Было интересно изучить старое, доброе. Но сказать, что с помощью этого мы сумели разобраться в том, что вокруг нас или что в нас самих, я бы не мог. Но была закваска, состоящая в том. чтобы попытаться думать, используя все варианты опыта, любые доктрины и направления, не ограничиваясь ничем.


Когда нам случилось собраться вместе во второй раз, лет уже 16 с хвостиком назад, то оказалось, что прежде всего предстоит заняться одним из вариантов “новой социологии”. И, вот, к “новой социологии” можно отнести с некоторой долей условности опросы общественного мнения – попытку из собрать, истолковать и пр.


Для специалистов это известно, для неспециалистов я скажу два слова. На самом деле, почти нигде в мире эти опросы к социологии не относятся. Это прикладные занятия, которые служат в разных социальных областях – от медицины до маркетинга, включая избирательную политику и всю политику. Но, как было сказано, у нас и социология – не социология, и поэзия – не поэзия. Больше или меньше – вопрос точки зрения, это иначе. Иначе, чем там, где существует много давно устоявшихся дисциплин. Каждая знает свой огород и в этом огороде копается – удачнее или неудачнее. У нас жизнь состояла в том, что огородов своих не было. Было общее поле, отчасти – тундра, отчасти – сорняки, отчасти – бог весь чего еще. Можно развивать это сравнение еще довольно долго. И все что начинаешь делать, на все это поле распространяется.

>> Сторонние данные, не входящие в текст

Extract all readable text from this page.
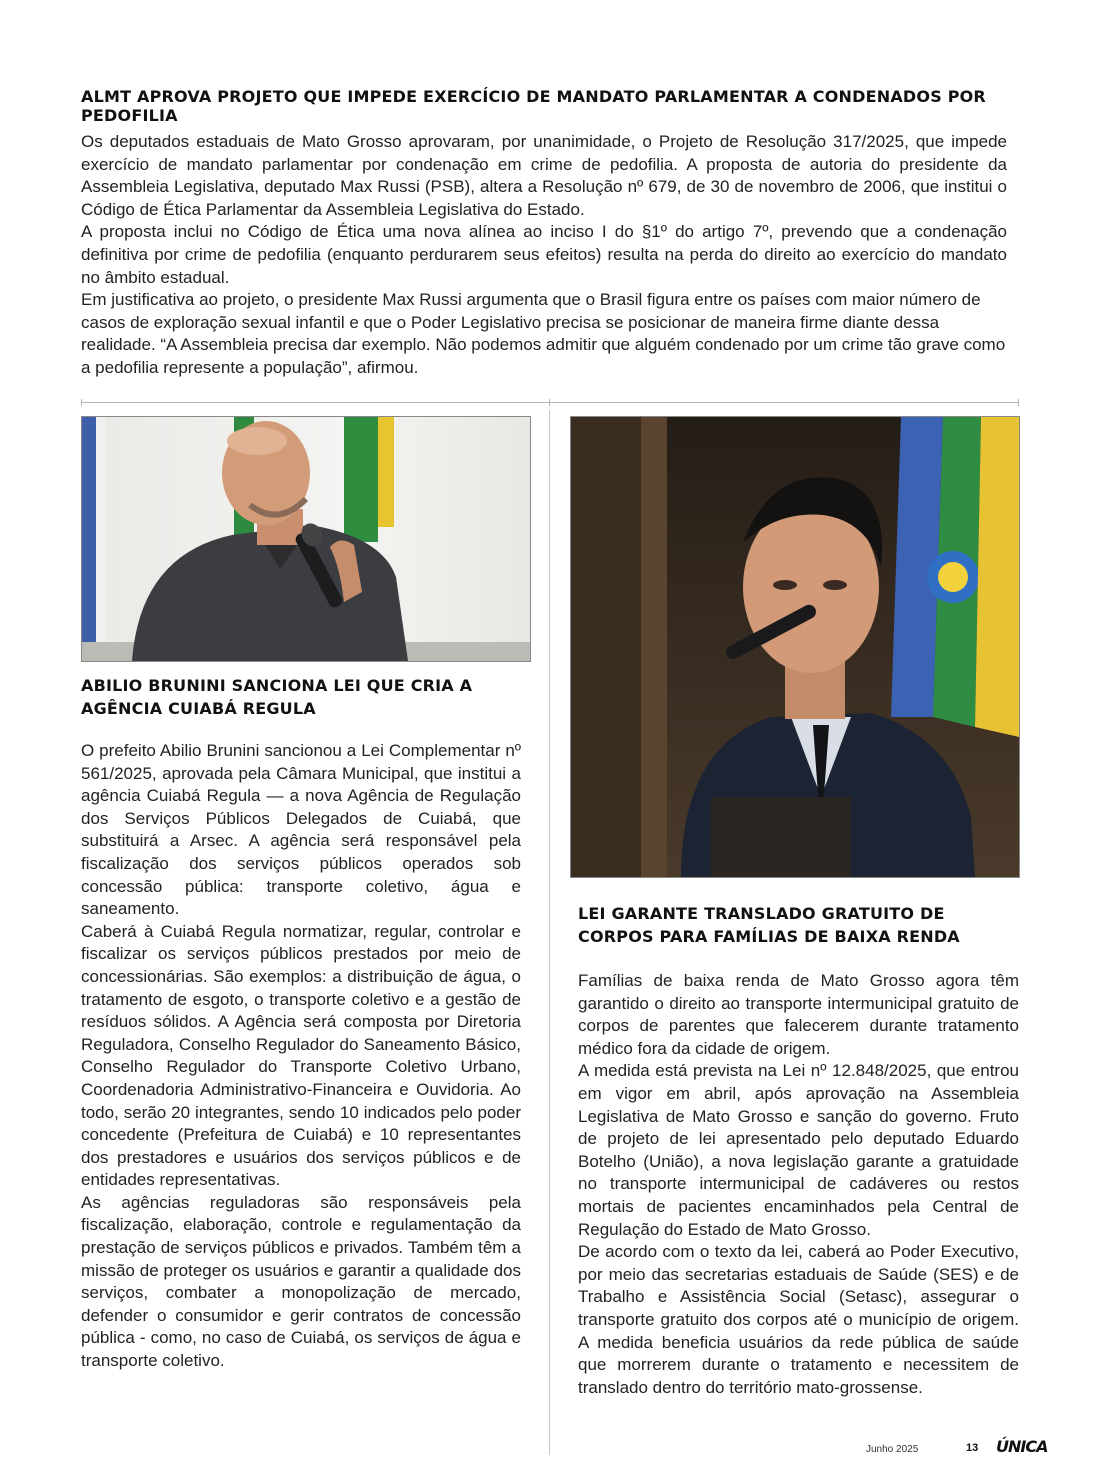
ALMT APROVA PROJETO QUE IMPEDE EXERCÍCIO DE MANDATO PARLAMENTAR A CONDENADOS POR PEDOFILIA

Os deputados estaduais de Mato Grosso aprovaram, por unanimidade, o Projeto de Resolução 317/2025, que impede exercício de mandato parlamentar por condenação em crime de pedofilia. A proposta de autoria do presidente da Assembleia Legislativa, deputado Max Russi (PSB), altera a Resolução nº 679, de 30 de novembro de 2006, que institui o Código de Ética Parlamentar da Assembleia Legislativa do Estado.

A proposta inclui no Código de Ética uma nova alínea ao inciso I do §1º do artigo 7º, prevendo que a condenação definitiva por crime de pedofilia (enquanto perdurarem seus efeitos) resulta na perda do direito ao exercício do mandato no âmbito estadual.

Em justificativa ao projeto, o presidente Max Russi argumenta que o Brasil figura entre os países com maior número de casos de exploração sexual infantil e que o Poder Legislativo precisa se posicionar de maneira firme diante dessa realidade. “A Assembleia precisa dar exemplo. Não podemos admitir que alguém condenado por um crime tão grave como a pedofilia represente a população”, afirmou.

ABILIO BRUNINI SANCIONA LEI QUE CRIA A AGÊNCIA CUIABÁ REGULA

O prefeito Abilio Brunini sancionou a Lei Complementar nº 561/2025, aprovada pela Câmara Municipal, que institui a agência Cuiabá Regula — a nova Agência de Regulação dos Serviços Públicos Delegados de Cuiabá, que substituirá a Arsec. A agência será responsável pela fiscalização dos serviços públicos operados sob concessão pública: transporte coletivo, água e saneamento.

Caberá à Cuiabá Regula normatizar, regular, controlar e fiscalizar os serviços públicos prestados por meio de concessionárias. São exemplos: a distribuição de água, o tratamento de esgoto, o transporte coletivo e a gestão de resíduos sólidos. A Agência será composta por Diretoria Reguladora, Conselho Regulador do Saneamento Básico, Conselho Regulador do Transporte Coletivo Urbano, Coordenadoria Administrativo-Financeira e Ouvidoria. Ao todo, serão 20 integrantes, sendo 10 indicados pelo poder concedente (Prefeitura de Cuiabá) e 10 representantes dos prestadores e usuários dos serviços públicos e de entidades representativas.

As agências reguladoras são responsáveis pela fiscalização, elaboração, controle e regulamentação da prestação de serviços públicos e privados. Também têm a missão de proteger os usuários e garantir a qualidade dos serviços, combater a monopolização de mercado, defender o consumidor e gerir contratos de concessão pública - como, no caso de Cuiabá, os serviços de água e transporte coletivo.

LEI GARANTE TRANSLADO GRATUITO DE CORPOS PARA FAMÍLIAS DE BAIXA RENDA

Famílias de baixa renda de Mato Grosso agora têm garantido o direito ao transporte intermunicipal gratuito de corpos de parentes que falecerem durante tratamento médico fora da cidade de origem.

A medida está prevista na Lei nº 12.848/2025, que entrou em vigor em abril, após aprovação na Assembleia Legislativa de Mato Grosso e sanção do governo. Fruto de projeto de lei apresentado pelo deputado Eduardo Botelho (União), a nova legislação garante a gratuidade no transporte intermunicipal de cadáveres ou restos mortais de pacientes encaminhados pela Central de Regulação do Estado de Mato Grosso.

De acordo com o texto da lei, caberá ao Poder Executivo, por meio das secretarias estaduais de Saúde (SES) e de Trabalho e Assistência Social (Setasc), assegurar o transporte gratuito dos corpos até o município de origem. A medida beneficia usuários da rede pública de saúde que morrerem durante o tratamento e necessitem de translado dentro do território mato-grossense.

Junho 2025	13 ÚNICA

За последние 15 с хвостиком лет, когда как будто бы всякие ограничения (по крайней мере - теоретические) сняты, и можно заниматься чем угодно, думая как угодно, мы оказались во многом в том же состоянии, как наша литература или художественная культура: ограничений нет – можете писать или рисовать все, что хотите, а писать и рисовать нечего. По крайней мере, оригинального ничего нет. Возможно, я ошибаюсь, пусть меня поправят те, кто знает лучше, но в нашей области я могу говорить с уверенностью.


Что оставалось? Делать то, что мы могли. Мы могли и попытались превратить изучение общественного мнения в средство изучения общества, в отрасль социологии. Социологии понимающей. Те, кто в этом участвует, знает, что мы не зря придумали такой девиз: “От мнения к пониманию”. Мы собираем мнения многих тысяч людей, и мы обязаны их понимать. Обязаны понимать, что это значит. Обязаны через это стекло, увеличительное или волшебное, кое-что увидать.


Кое-что мы попытались увидеть. Не то что мы придумали особую науку, но особое применение общераспространенным способам мы попытались придумать – иногда успешное, иногда – нет. Условно говоря, я называю это “малой социологией”. Не путая с большой. Но имея в виду то, что мы здесь стоим и пытаемся что-то сделать.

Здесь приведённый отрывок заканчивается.